Große Nachschussforderungen drohten, und hatte es eine Reihe von Ausfällen gegeben, hatte LME Clear nur einen lächerlich kleinen Reservefonds von etwa 1 Mrd. USD, in den man eintauchen konnte. Aber am 8. März setzte die LME den Handel aus und stornierte später die Handelsgeschäfte dieses Tages. Das rettete LME Clear, den chinesischen Tycoon (und seine Kreditgeber) und kleine Börsenmitglieder – aber es löschte auch die vermeintlichen Gewinne des Hedgefonds aus.

Die LME versucht nun, den Schaden auszugleichen. Es hat tägliche Preisbewegungslimits eingeführt, die Größe des Ausfallfonds von LME Clear verdoppelt und fordert von den Banken mehr Transparenz in Bezug auf außerbörsliche Positionen.

Diese Reformen sind vernünftig, wenn auch hoffnungslos verspätet. Aber sie reichen möglicherweise nicht aus, um das Vertrauen wieder aufzubauen. Schließlich sehen die Aktionen der LME im März, wie Elliotts Anzug betont, so kapriziös aus, dass sie bestenfalls nach Panik und schlimmstenfalls nach nackter Günstlingswirtschaft riechen. Was natürlich den Anspruch der Stadt auf Rechtsstaatlichkeit und gleiche Wettbewerbsbedingungen untergräbt.

Dieses Argument bedeutet nicht, dass Elliott und die Fonds unbedingt vor Gericht triumphieren werden. Sie stehen vor einer großen Herausforderung, da die Gründungsurkunde der LME ihr offenbar das Recht gibt, Geschäfte zu stornieren, und das englische Recht den Börsen einen gewissen Schutz vor Ansprüchen aus unerlaubter Handlung bietet (weshalb die Prozessparteien stattdessen einen gerichtlichen Überprüfungsmechanismus nutzen).

Darüber hinaus ist es unwahrscheinlich, dass Elliott im Gericht der britischen öffentlichen Meinung viel Sympathie gewinnen wird. Der Hedgefonds ist bekanntlich aggressiv und gewinnhungrig.

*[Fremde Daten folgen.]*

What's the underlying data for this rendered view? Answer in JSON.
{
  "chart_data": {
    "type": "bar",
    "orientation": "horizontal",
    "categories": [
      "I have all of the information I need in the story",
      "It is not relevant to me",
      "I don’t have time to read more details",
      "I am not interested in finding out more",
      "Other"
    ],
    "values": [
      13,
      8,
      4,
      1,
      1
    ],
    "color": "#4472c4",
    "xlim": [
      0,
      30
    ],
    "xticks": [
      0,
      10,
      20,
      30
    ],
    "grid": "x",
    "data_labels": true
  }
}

Hinzu kommt, dass vielen Nicht-Bankern Unbehagen darüber bereitet, dass die Rohstoffmärkte in den letzten Jahren so anfällig für eine „Finanzialisierung“ geworden sind, die eher von Spekulanten als von Akteuren der Realwirtschaft geprägt wurde.

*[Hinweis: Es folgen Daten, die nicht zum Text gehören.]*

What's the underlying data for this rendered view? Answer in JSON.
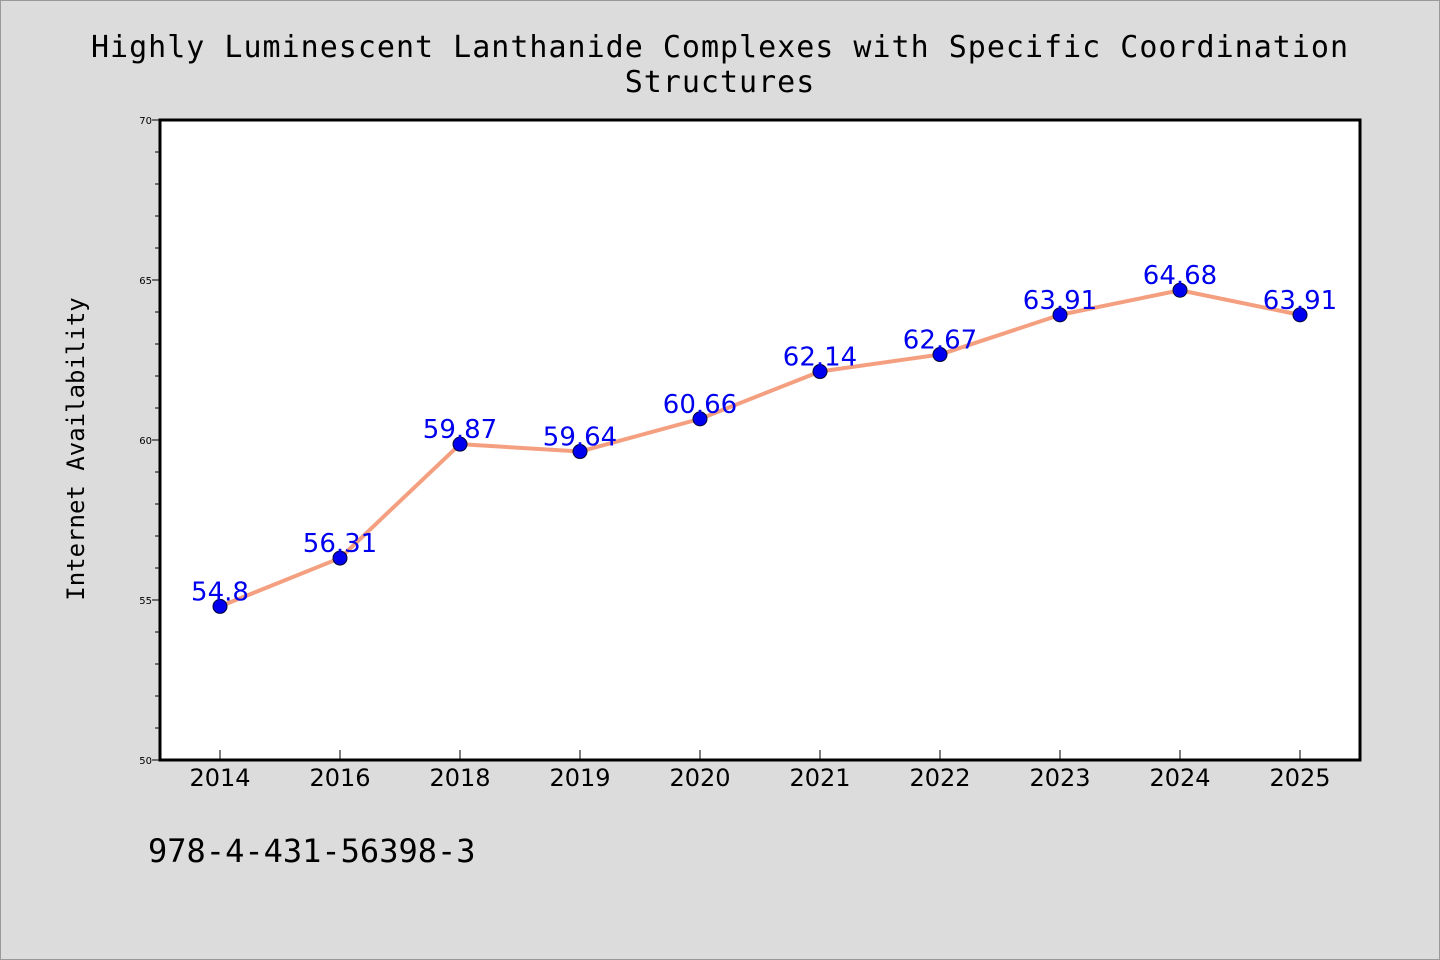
{
  "colors": {
    "background": "#dcdcdc",
    "plot_background": "#ffffff",
    "line": "#f4a080",
    "marker": "#0000ee",
    "label": "#0000ee",
    "axis": "#000000"
  },
  "footer": {
    "code": "978-4-431-56398-3"
  },
  "chart_data": {
    "type": "line",
    "title": "Highly Luminescent Lanthanide Complexes with Specific Coordination Structures",
    "xlabel": "",
    "ylabel": "Internet Availability",
    "categories": [
      "2014",
      "2016",
      "2018",
      "2019",
      "2020",
      "2021",
      "2022",
      "2023",
      "2024",
      "2025"
    ],
    "series": [
      {
        "values": [
          54.8,
          56.31,
          59.87,
          59.64,
          60.66,
          62.14,
          62.67,
          63.91,
          64.68,
          63.91
        ],
        "labels": [
          "54.8",
          "56.31",
          "59.87",
          "59.64",
          "60.66",
          "62.14",
          "62.67",
          "63.91",
          "64.68",
          "63.91"
        ]
      }
    ],
    "ylim": [
      50,
      70
    ],
    "yticks": [
      50,
      55,
      60,
      65,
      70
    ],
    "grid": false,
    "legend": "none"
  }
}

Ironischerweise haben sich auch die LME-Führer selbst über diesen Trend geärgert, ebenso wie die chinesische Regierung (was eine andere Geschichte ist).

Aber selbst wenn der Hedgefonds seinen Entschädigungsanspruch verliert, wird dies nicht die Notwendigkeit beseitigen, einige entscheidende Fragen dringend zu beantworten. Glaubt die City of London immer noch an gleiche Wettbewerbsbedingungen? Können seine Aufsichtsbehörden und Finanzverantwortlichen Risiken im Zusammenhang mit Clearinghäusern oder irgendetwas anderem vernünftig handhaben? Liest überhaupt jemand Geschichtsbücher?

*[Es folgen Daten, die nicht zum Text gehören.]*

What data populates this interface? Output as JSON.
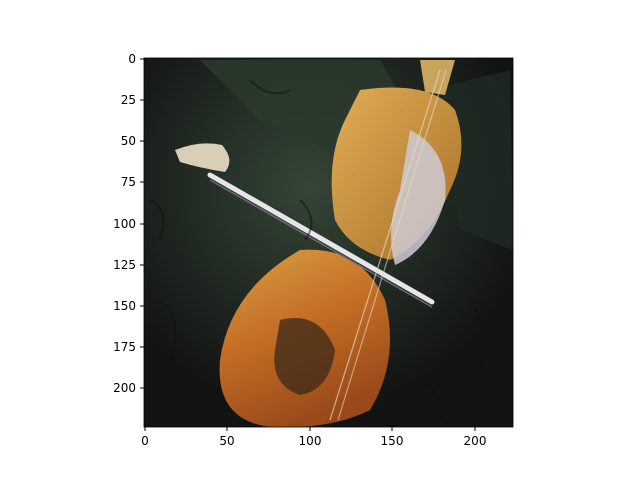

Und wenn Elliott seinen Fall tatsächlich gewinnt, werden die Fragen nur zunehmen. Kollaps der LME an Entschädigungsforderungen? Werden Prozessparteien dann die Kontrolle über die LME übernehmen? Oder wird die finanzstarke HKEX aus der Patsche helfen? Was könnte Peking tun? Die Finanzgeschichte könnte bald eine faszinierende und alarmierende Wendung nehmen.